Taking From the Rich and Giving to the Poor
I believe the reason that socialism is coming into prominence is because some people see it as a correction, to level the playing field. Socialism is a reaction to the perception that the cards are being stacked in some primate’s favor, and against other primates, and that’s unfair.
The notion of providing a basic economic standard for everyone who works an honest 40 hours is seen as one key idea. The notion that every worker has rights to the economic surplus generated by the businesses which work—because that surplus comes directly from their labor—is another key concept. In the end, enacting policies to achieve these results will involve taking money from business owners and giving to workers. Redistribution. Robin Hood.

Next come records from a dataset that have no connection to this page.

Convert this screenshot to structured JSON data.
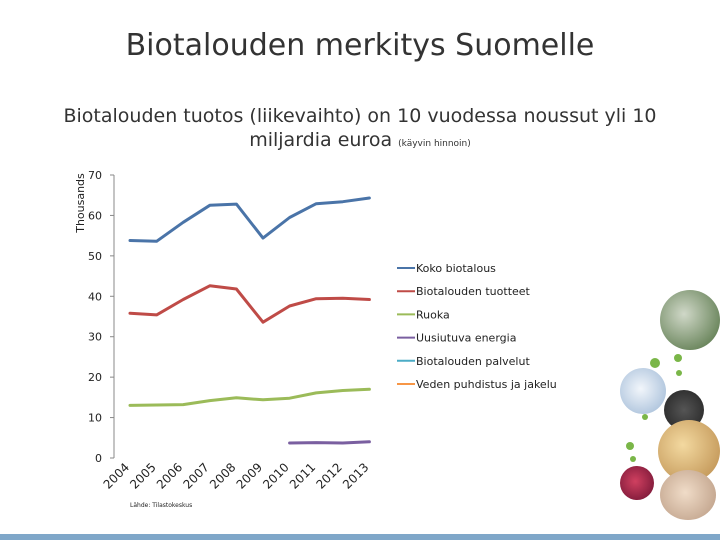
{
  "slide": {
    "title": "Biotalouden merkitys Suomelle",
    "subtitle_line1": "Biotalouden tuotos (liikevaihto) on 10 vuodessa noussut yli 10",
    "subtitle_line2": "miljardia euroa",
    "subtitle_note": "(käyvin hinnoin)"
  },
  "chart_data": {
    "type": "line",
    "ylabel": "Thousands",
    "ylim": [
      0,
      70
    ],
    "yticks": [
      0,
      10,
      20,
      30,
      40,
      50,
      60,
      70
    ],
    "categories": [
      "2004",
      "2005",
      "2006",
      "2007",
      "2008",
      "2009",
      "2010",
      "2011",
      "2012",
      "2013"
    ],
    "source": "Lähde: Tilastokeskus",
    "legend_position": "right",
    "series": [
      {
        "name": "Koko biotalous",
        "color": "#4a74a8",
        "values": [
          53.8,
          53.6,
          58.3,
          62.5,
          62.8,
          54.4,
          59.5,
          62.9,
          63.4,
          64.3
        ]
      },
      {
        "name": "Biotalouden tuotteet",
        "color": "#bf4b47",
        "values": [
          35.8,
          35.4,
          39.2,
          42.6,
          41.8,
          33.6,
          37.6,
          39.4,
          39.5,
          39.2
        ]
      },
      {
        "name": "Ruoka",
        "color": "#9bbb59",
        "values": [
          13.0,
          13.1,
          13.2,
          14.2,
          14.9,
          14.4,
          14.8,
          16.1,
          16.7,
          17.0
        ]
      },
      {
        "name": "Uusiutuva energia",
        "color": "#7a5fa0",
        "values": [
          null,
          null,
          null,
          null,
          null,
          null,
          3.7,
          3.8,
          3.7,
          4.0
        ]
      },
      {
        "name": "Biotalouden palvelut",
        "color": "#4bacc6",
        "values": [
          null,
          null,
          null,
          null,
          null,
          null,
          null,
          null,
          null,
          null
        ]
      },
      {
        "name": "Veden puhdistus ja jakelu",
        "color": "#f79646",
        "values": [
          null,
          null,
          null,
          null,
          null,
          null,
          null,
          null,
          null,
          null
        ]
      }
    ]
  },
  "decor": {
    "photos": [
      "fuel-pump-photo",
      "bottle-product-photo",
      "phone-photo",
      "sandwich-photo",
      "berries-photo",
      "shell-photo"
    ],
    "bar_color": "#7fa7c9"
  }
}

While many people love the Robin Hood story and see tremendous justification for his actions, Robin Hood is a legend and a fictionalized character. Forced redistribution of wealth is problematic, to say the least. Fundamentally, our economy, for better or for worse, is built on the notion that people have rights to assets, and they have rights to ownership. Americans like their money and their stuff. Policies that start to take from the rich and give to the poor may undermine the fundamental system on which our entire economy is built.

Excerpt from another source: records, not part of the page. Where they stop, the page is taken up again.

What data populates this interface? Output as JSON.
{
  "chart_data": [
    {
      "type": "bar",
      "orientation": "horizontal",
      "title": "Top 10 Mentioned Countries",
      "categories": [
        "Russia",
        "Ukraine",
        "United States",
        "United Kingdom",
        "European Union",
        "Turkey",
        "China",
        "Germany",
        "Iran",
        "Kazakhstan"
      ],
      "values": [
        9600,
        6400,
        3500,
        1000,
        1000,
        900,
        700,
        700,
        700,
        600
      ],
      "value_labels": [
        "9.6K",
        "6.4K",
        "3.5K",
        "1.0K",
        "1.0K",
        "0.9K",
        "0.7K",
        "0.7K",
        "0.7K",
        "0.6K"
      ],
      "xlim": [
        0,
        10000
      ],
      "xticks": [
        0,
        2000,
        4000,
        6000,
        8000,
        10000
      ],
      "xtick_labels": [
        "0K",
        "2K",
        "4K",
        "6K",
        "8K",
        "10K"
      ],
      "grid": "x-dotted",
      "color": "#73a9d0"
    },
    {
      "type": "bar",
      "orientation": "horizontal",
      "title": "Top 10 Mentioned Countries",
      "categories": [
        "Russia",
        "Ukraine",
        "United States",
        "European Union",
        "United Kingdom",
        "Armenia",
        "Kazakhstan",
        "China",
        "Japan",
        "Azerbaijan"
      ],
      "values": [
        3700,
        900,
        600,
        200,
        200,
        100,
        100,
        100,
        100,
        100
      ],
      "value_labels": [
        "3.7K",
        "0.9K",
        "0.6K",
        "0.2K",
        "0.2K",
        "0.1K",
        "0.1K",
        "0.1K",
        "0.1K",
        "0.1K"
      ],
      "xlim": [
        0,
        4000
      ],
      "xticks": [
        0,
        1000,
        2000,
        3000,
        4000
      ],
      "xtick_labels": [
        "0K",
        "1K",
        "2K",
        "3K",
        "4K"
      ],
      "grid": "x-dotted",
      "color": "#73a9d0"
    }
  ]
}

Capitalism can be Corrected
Can capitalism be fixed? It has to be. Wealth inequality at its current levels in the US is unsustainable. But, forcing people to give up their profits is not going to work either. Just like people need fairness, they also need the exercise of free will. Americans just don’t like having outside entities impose their will on individuals. Land of the free, home of the brave.
Enter conscious capitalism, which is beginning to address the same issues as socialism, without force, duress, shame, or obligation. The tenets of conscious capitalism, if faithfully applied, will lead to the redistribution of resources. Once leaders get past the “warm and fuzzy” and actually commit to conscious capitalism, they’re going to start spending time, resources, and money on improving the lives of their employees–voluntarily. They’ll do it in ways that are organic, create connection, and are much more natural for their businesses
“Give me a break. No one is going to do this willingly, Soyini.” I have spoken with people with doubts around whether or not anyone will voluntarily give up wealth. Two very important ideas are the response.
• Companies that espouse these principles perform better financially. More money for everyone.
• Just like people have an innate need for fairness and freedom: people also have an innate need for contribution, connection, and harmony—even business leaders.
We all want to be in systems, organizations and environments, where there is a cohesion, and, for lack of a better word, love. We talked about love and humanity in business in February. People want to be in caring, supportive environments. There’s hope. One can appeal to those other needs to drive this voluntary redistribution of wealth.
We don’t have to employ the Robin Hood approach to fix the inequality issue. The U.S. culture and economy has transformed capitalism many, many times over the past 300 years, and I have a lot of faith that this time will be no different.